Mi piacerebbe poi poter vedere più linee metropolitane, ma per il momento a Babbo Natale chiedo solo – ti prego – di aumentare il numero degli ascensori alle fermate, e di farli funzionare! Forse è chiederti troppo, ma potresti anche pensare ai montascale, in modo che non debba “sacramentare” tutte le volte che decido di andare in qualche posto con la metro! E aumenta anche il numero delle panchine perché non servono solo ai senzatetto – che, mi spiace per i benpensanti, hanno diritto di cittadinanza quanto gli altri – ma anche a chi, come me, ha problemi di mobilità. Sapete cosa vuol dire dovere sempre fermarsi in un locale, magari di quelli che graziosamente ti “spennano”, solo per potersi riposare?
E, oh sì, io adoro il Gianicolo, l’aria è fresca, ci sono i monumenti, anche se a volte toccarli è dura… Ma è proprio necessario che gli unici bagni siano in fondo a una lunga rampa di scale? E come ben sanno i miei amici romani impossibilitati a fare le scale o che le fanno con immensa difficoltà come me, questa, purtroppo, non è una prerogativa solo del Gianicolo, dal momento che almeno la metà dei bagni romani è caratterizzata dall’inaccessibilità.
E qui è necessaria una piccola parentesi: Bruno Tescari*, ti chiedo perdono! Quando scrivevi un libro come Accesso al cesso, io stavo ancora relativamente bene, e non avevo compreso affatto l’importanza di quella tua battaglia. Sappi che ora mi sono ricreduta completamente!

Dicevo che se almeno una parte di questi problemi si risolvessero, sentirei la mia città davvero mia. Ma anche così, quando iPhone in mano, mi avventuro da sola in essa, ne sento la complessa bellezza e la potenzialità trascurata dai suoi primi cittadini, almeno finora…
E ora mi rivolgo a te, sindaco Ignazio Marino. Ma ci sei mai stato davvero al Divino Amore, dove vuoi costruire la discarica? Ma ci hai camminato su quei prati e sentito il profumo di quell’aria? Io sì, che ci sono stata, in quella grande risorsa di Roma che sono i castelli, il suo polmone, la sua necessaria appendice naturale. Roma ha bisogno di quel verde intatto, ha bisogno del sorriso del sole sugli alberi, sui prati, ha bisogno che non tutti i venti portino l’odore dei suoi scarti.
E anche il Tevere… Mi rendo conto che chiedo molto, ma deve proprio “profumare” così d’estate? Cercare di amare e aiutare questo nostro fiume trascurato non significa metterci le bancarelle d’estate! Quando lo si costeggia, e soprattutto per chi è piuttosto indifferente alle luci rutilanti, è il nostro olfatto a dare l’idea della sua profonda sofferenza e della mancanza di cura.
Vorrei poter camminare sulle sue rive e sentire un profumo diverso, perché è parte della città, è parte della mia vita. Siamo una città di fiume, che non rispetta suo “padre”, il Tevere e forse, nonostante tutto, io vedo questo più dei vedenti che magari lo osservano ormai indifferenti.

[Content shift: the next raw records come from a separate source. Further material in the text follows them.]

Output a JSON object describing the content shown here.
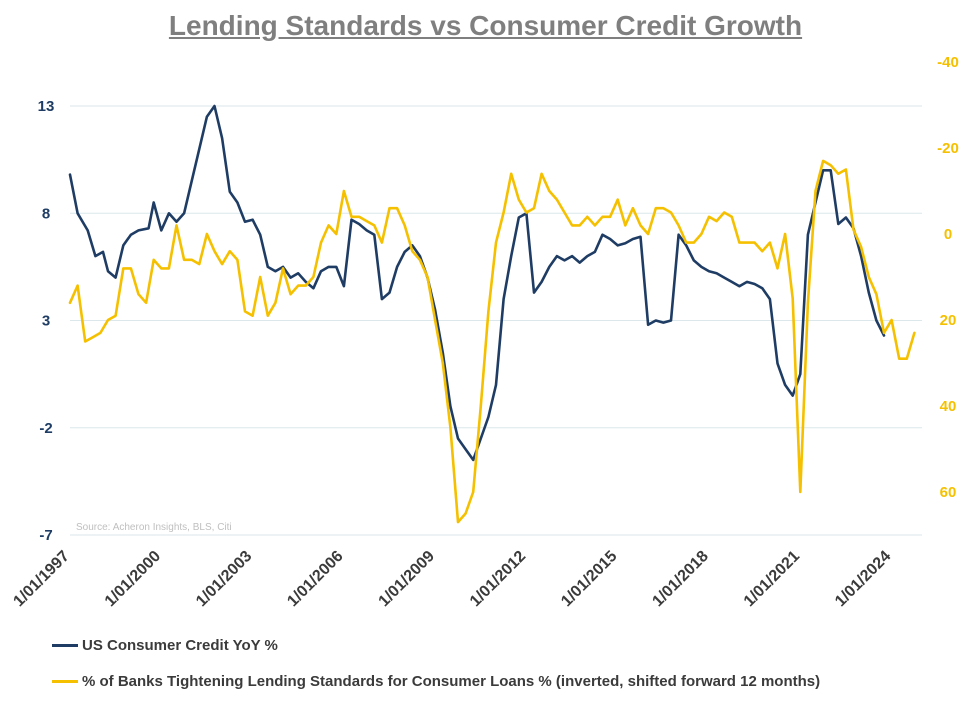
{
  "chart_data": {
    "type": "line",
    "title": "Lending Standards vs Consumer Credit Growth",
    "source": "Source: Acheron Insights, BLS, Citi",
    "grid": true,
    "legend_position": "bottom-left",
    "x_ticks": [
      "1/01/1997",
      "1/01/2000",
      "1/01/2003",
      "1/01/2006",
      "1/01/2009",
      "1/01/2012",
      "1/01/2015",
      "1/01/2018",
      "1/01/2021",
      "1/01/2024"
    ],
    "y_left": {
      "range": [
        -7,
        13
      ],
      "ticks": [
        "13",
        "8",
        "3",
        "-2",
        "-7"
      ],
      "tick_values": [
        13,
        8,
        3,
        -2,
        -7
      ]
    },
    "y_right": {
      "range": [
        -40,
        70
      ],
      "inverted": true,
      "ticks": [
        "-40",
        "-20",
        "0",
        "20",
        "40",
        "60"
      ],
      "tick_values": [
        -40,
        -20,
        0,
        20,
        40,
        60
      ]
    },
    "series": [
      {
        "name": "US Consumer Credit YoY %",
        "axis": "left",
        "color": "#1f3d64",
        "points": [
          [
            "1997-01",
            9.8
          ],
          [
            "1997-04",
            8.0
          ],
          [
            "1997-08",
            7.2
          ],
          [
            "1997-11",
            6.0
          ],
          [
            "1998-02",
            6.2
          ],
          [
            "1998-04",
            5.3
          ],
          [
            "1998-07",
            5.0
          ],
          [
            "1998-10",
            6.5
          ],
          [
            "1999-01",
            7.0
          ],
          [
            "1999-04",
            7.2
          ],
          [
            "1999-08",
            7.3
          ],
          [
            "1999-10",
            8.5
          ],
          [
            "2000-01",
            7.2
          ],
          [
            "2000-04",
            8.0
          ],
          [
            "2000-07",
            7.6
          ],
          [
            "2000-10",
            8.0
          ],
          [
            "2001-01",
            9.5
          ],
          [
            "2001-04",
            11.0
          ],
          [
            "2001-07",
            12.5
          ],
          [
            "2001-10",
            13.0
          ],
          [
            "2002-01",
            11.5
          ],
          [
            "2002-04",
            9.0
          ],
          [
            "2002-07",
            8.5
          ],
          [
            "2002-10",
            7.6
          ],
          [
            "2003-01",
            7.7
          ],
          [
            "2003-04",
            7.0
          ],
          [
            "2003-07",
            5.5
          ],
          [
            "2003-10",
            5.3
          ],
          [
            "2004-01",
            5.5
          ],
          [
            "2004-04",
            5.0
          ],
          [
            "2004-07",
            5.2
          ],
          [
            "2004-10",
            4.8
          ],
          [
            "2005-01",
            4.5
          ],
          [
            "2005-04",
            5.3
          ],
          [
            "2005-07",
            5.5
          ],
          [
            "2005-10",
            5.5
          ],
          [
            "2006-01",
            4.6
          ],
          [
            "2006-04",
            7.7
          ],
          [
            "2006-07",
            7.5
          ],
          [
            "2006-10",
            7.2
          ],
          [
            "2007-01",
            7.0
          ],
          [
            "2007-04",
            4.0
          ],
          [
            "2007-07",
            4.3
          ],
          [
            "2007-10",
            5.5
          ],
          [
            "2008-01",
            6.2
          ],
          [
            "2008-04",
            6.5
          ],
          [
            "2008-07",
            6.0
          ],
          [
            "2008-10",
            5.0
          ],
          [
            "2009-01",
            3.5
          ],
          [
            "2009-04",
            1.5
          ],
          [
            "2009-07",
            -1.0
          ],
          [
            "2009-10",
            -2.5
          ],
          [
            "2010-01",
            -3.0
          ],
          [
            "2010-04",
            -3.5
          ],
          [
            "2010-07",
            -2.5
          ],
          [
            "2010-10",
            -1.5
          ],
          [
            "2011-01",
            0.0
          ],
          [
            "2011-04",
            4.0
          ],
          [
            "2011-07",
            6.0
          ],
          [
            "2011-10",
            7.8
          ],
          [
            "2012-01",
            8.0
          ],
          [
            "2012-04",
            4.3
          ],
          [
            "2012-07",
            4.8
          ],
          [
            "2012-10",
            5.5
          ],
          [
            "2013-01",
            6.0
          ],
          [
            "2013-04",
            5.8
          ],
          [
            "2013-07",
            6.0
          ],
          [
            "2013-10",
            5.7
          ],
          [
            "2014-01",
            6.0
          ],
          [
            "2014-04",
            6.2
          ],
          [
            "2014-07",
            7.0
          ],
          [
            "2014-10",
            6.8
          ],
          [
            "2015-01",
            6.5
          ],
          [
            "2015-04",
            6.6
          ],
          [
            "2015-07",
            6.8
          ],
          [
            "2015-10",
            6.9
          ],
          [
            "2016-01",
            2.8
          ],
          [
            "2016-04",
            3.0
          ],
          [
            "2016-07",
            2.9
          ],
          [
            "2016-10",
            3.0
          ],
          [
            "2017-01",
            7.0
          ],
          [
            "2017-04",
            6.5
          ],
          [
            "2017-07",
            5.8
          ],
          [
            "2017-10",
            5.5
          ],
          [
            "2018-01",
            5.3
          ],
          [
            "2018-04",
            5.2
          ],
          [
            "2018-07",
            5.0
          ],
          [
            "2018-10",
            4.8
          ],
          [
            "2019-01",
            4.6
          ],
          [
            "2019-04",
            4.8
          ],
          [
            "2019-07",
            4.7
          ],
          [
            "2019-10",
            4.5
          ],
          [
            "2020-01",
            4.0
          ],
          [
            "2020-04",
            1.0
          ],
          [
            "2020-07",
            0.0
          ],
          [
            "2020-10",
            -0.5
          ],
          [
            "2021-01",
            0.5
          ],
          [
            "2021-04",
            7.0
          ],
          [
            "2021-07",
            8.5
          ],
          [
            "2021-10",
            10.0
          ],
          [
            "2022-01",
            10.0
          ],
          [
            "2022-04",
            7.5
          ],
          [
            "2022-07",
            7.8
          ],
          [
            "2022-10",
            7.3
          ],
          [
            "2023-01",
            6.0
          ],
          [
            "2023-04",
            4.3
          ],
          [
            "2023-07",
            3.0
          ],
          [
            "2023-10",
            2.3
          ]
        ]
      },
      {
        "name": "% of Banks Tightening Lending Standards for Consumer Loans % (inverted, shifted forward 12 months)",
        "axis": "right",
        "color": "#f5c000",
        "points": [
          [
            "1997-01",
            16
          ],
          [
            "1997-04",
            12
          ],
          [
            "1997-07",
            25
          ],
          [
            "1997-10",
            24
          ],
          [
            "1998-01",
            23
          ],
          [
            "1998-04",
            20
          ],
          [
            "1998-07",
            19
          ],
          [
            "1998-10",
            8
          ],
          [
            "1999-01",
            8
          ],
          [
            "1999-04",
            14
          ],
          [
            "1999-07",
            16
          ],
          [
            "1999-10",
            6
          ],
          [
            "2000-01",
            8
          ],
          [
            "2000-04",
            8
          ],
          [
            "2000-07",
            -2
          ],
          [
            "2000-10",
            6
          ],
          [
            "2001-01",
            6
          ],
          [
            "2001-04",
            7
          ],
          [
            "2001-07",
            0
          ],
          [
            "2001-10",
            4
          ],
          [
            "2002-01",
            7
          ],
          [
            "2002-04",
            4
          ],
          [
            "2002-07",
            6
          ],
          [
            "2002-10",
            18
          ],
          [
            "2003-01",
            19
          ],
          [
            "2003-04",
            10
          ],
          [
            "2003-07",
            19
          ],
          [
            "2003-10",
            16
          ],
          [
            "2004-01",
            8
          ],
          [
            "2004-04",
            14
          ],
          [
            "2004-07",
            12
          ],
          [
            "2004-10",
            12
          ],
          [
            "2005-01",
            10
          ],
          [
            "2005-04",
            2
          ],
          [
            "2005-07",
            -2
          ],
          [
            "2005-10",
            0
          ],
          [
            "2006-01",
            -10
          ],
          [
            "2006-04",
            -4
          ],
          [
            "2006-07",
            -4
          ],
          [
            "2006-10",
            -3
          ],
          [
            "2007-01",
            -2
          ],
          [
            "2007-04",
            2
          ],
          [
            "2007-07",
            -6
          ],
          [
            "2007-10",
            -6
          ],
          [
            "2008-01",
            -2
          ],
          [
            "2008-04",
            4
          ],
          [
            "2008-07",
            6
          ],
          [
            "2008-10",
            10
          ],
          [
            "2009-01",
            20
          ],
          [
            "2009-04",
            30
          ],
          [
            "2009-07",
            45
          ],
          [
            "2009-10",
            67
          ],
          [
            "2010-01",
            65
          ],
          [
            "2010-04",
            60
          ],
          [
            "2010-07",
            40
          ],
          [
            "2010-10",
            18
          ],
          [
            "2011-01",
            2
          ],
          [
            "2011-04",
            -5
          ],
          [
            "2011-07",
            -14
          ],
          [
            "2011-10",
            -8
          ],
          [
            "2012-01",
            -5
          ],
          [
            "2012-04",
            -6
          ],
          [
            "2012-07",
            -14
          ],
          [
            "2012-10",
            -10
          ],
          [
            "2013-01",
            -8
          ],
          [
            "2013-04",
            -5
          ],
          [
            "2013-07",
            -2
          ],
          [
            "2013-10",
            -2
          ],
          [
            "2014-01",
            -4
          ],
          [
            "2014-04",
            -2
          ],
          [
            "2014-07",
            -4
          ],
          [
            "2014-10",
            -4
          ],
          [
            "2015-01",
            -8
          ],
          [
            "2015-04",
            -2
          ],
          [
            "2015-07",
            -6
          ],
          [
            "2015-10",
            -2
          ],
          [
            "2016-01",
            0
          ],
          [
            "2016-04",
            -6
          ],
          [
            "2016-07",
            -6
          ],
          [
            "2016-10",
            -5
          ],
          [
            "2017-01",
            -2
          ],
          [
            "2017-04",
            2
          ],
          [
            "2017-07",
            2
          ],
          [
            "2017-10",
            0
          ],
          [
            "2018-01",
            -4
          ],
          [
            "2018-04",
            -3
          ],
          [
            "2018-07",
            -5
          ],
          [
            "2018-10",
            -4
          ],
          [
            "2019-01",
            2
          ],
          [
            "2019-04",
            2
          ],
          [
            "2019-07",
            2
          ],
          [
            "2019-10",
            4
          ],
          [
            "2020-01",
            2
          ],
          [
            "2020-04",
            8
          ],
          [
            "2020-07",
            0
          ],
          [
            "2020-10",
            15
          ],
          [
            "2021-01",
            60
          ],
          [
            "2021-04",
            16
          ],
          [
            "2021-07",
            -10
          ],
          [
            "2021-10",
            -17
          ],
          [
            "2022-01",
            -16
          ],
          [
            "2022-04",
            -14
          ],
          [
            "2022-07",
            -15
          ],
          [
            "2022-10",
            -1
          ],
          [
            "2023-01",
            3
          ],
          [
            "2023-04",
            10
          ],
          [
            "2023-07",
            14
          ],
          [
            "2023-10",
            23
          ],
          [
            "2024-01",
            20
          ],
          [
            "2024-04",
            29
          ],
          [
            "2024-07",
            29
          ],
          [
            "2024-10",
            23
          ]
        ]
      }
    ]
  }
}
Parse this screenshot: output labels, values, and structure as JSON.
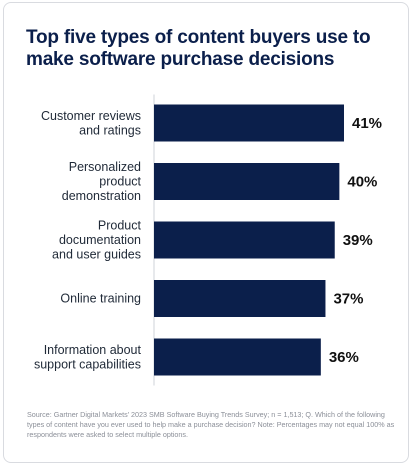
{
  "title": "Top five types of content buyers use to make software purchase decisions",
  "source": "Source: Gartner Digital Markets' 2023 SMB Software Buying Trends Survey; n = 1,513; Q. Which of the following types of content have you ever used to help make a purchase decision? Note: Percentages may not equal 100% as respondents were asked to select multiple options.",
  "colors": {
    "bar": "#0b1f4b",
    "title": "#0b1f4b",
    "axis": "#cfd3da"
  },
  "chart_data": {
    "type": "bar",
    "orientation": "horizontal",
    "categories": [
      [
        "Customer reviews",
        "and ratings"
      ],
      [
        "Personalized",
        "product",
        "demonstration"
      ],
      [
        "Product",
        "documentation",
        "and user guides"
      ],
      [
        "Online training"
      ],
      [
        "Information about",
        "support capabilities"
      ]
    ],
    "values": [
      41,
      40,
      39,
      37,
      36
    ],
    "data_labels": [
      "41%",
      "40%",
      "39%",
      "37%",
      "36%"
    ],
    "title": "Top five types of content buyers use to make software purchase decisions",
    "xlabel": "",
    "ylabel": "",
    "xlim": [
      0,
      41
    ],
    "grid": false,
    "legend": "none"
  }
}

Chiudo quindi queste riflessioni invitando i Lettori in un’altra città, la prossima volta. Vi piacerebbe che fosse una città europea? Oppure? Attendo indicazioni. E naturalmente invito tutti a replicare a quanto scritto. Annusate, toccate, ascoltate… la città è pronta a parlarvi!

*Scomparso nel marzo del 2012, Bruno Tescari, che fu anche tra i fondatori della FISH (Federazione Italiana per il Superamento dell’Handicap), è tuttora ricordato e rimpianto come uno dei più “tenaci combattenti della disabilità”, ciò che fu per decenni. Tra le sue pubblicazioni – mai scontate, mai banali, così come le iniziative proposte e le opinioni espresse – vi fu anche Accesso al cesso, ove aveva affrontato a modo suo la problematica delle barriere architettoniche dei servizi igienici.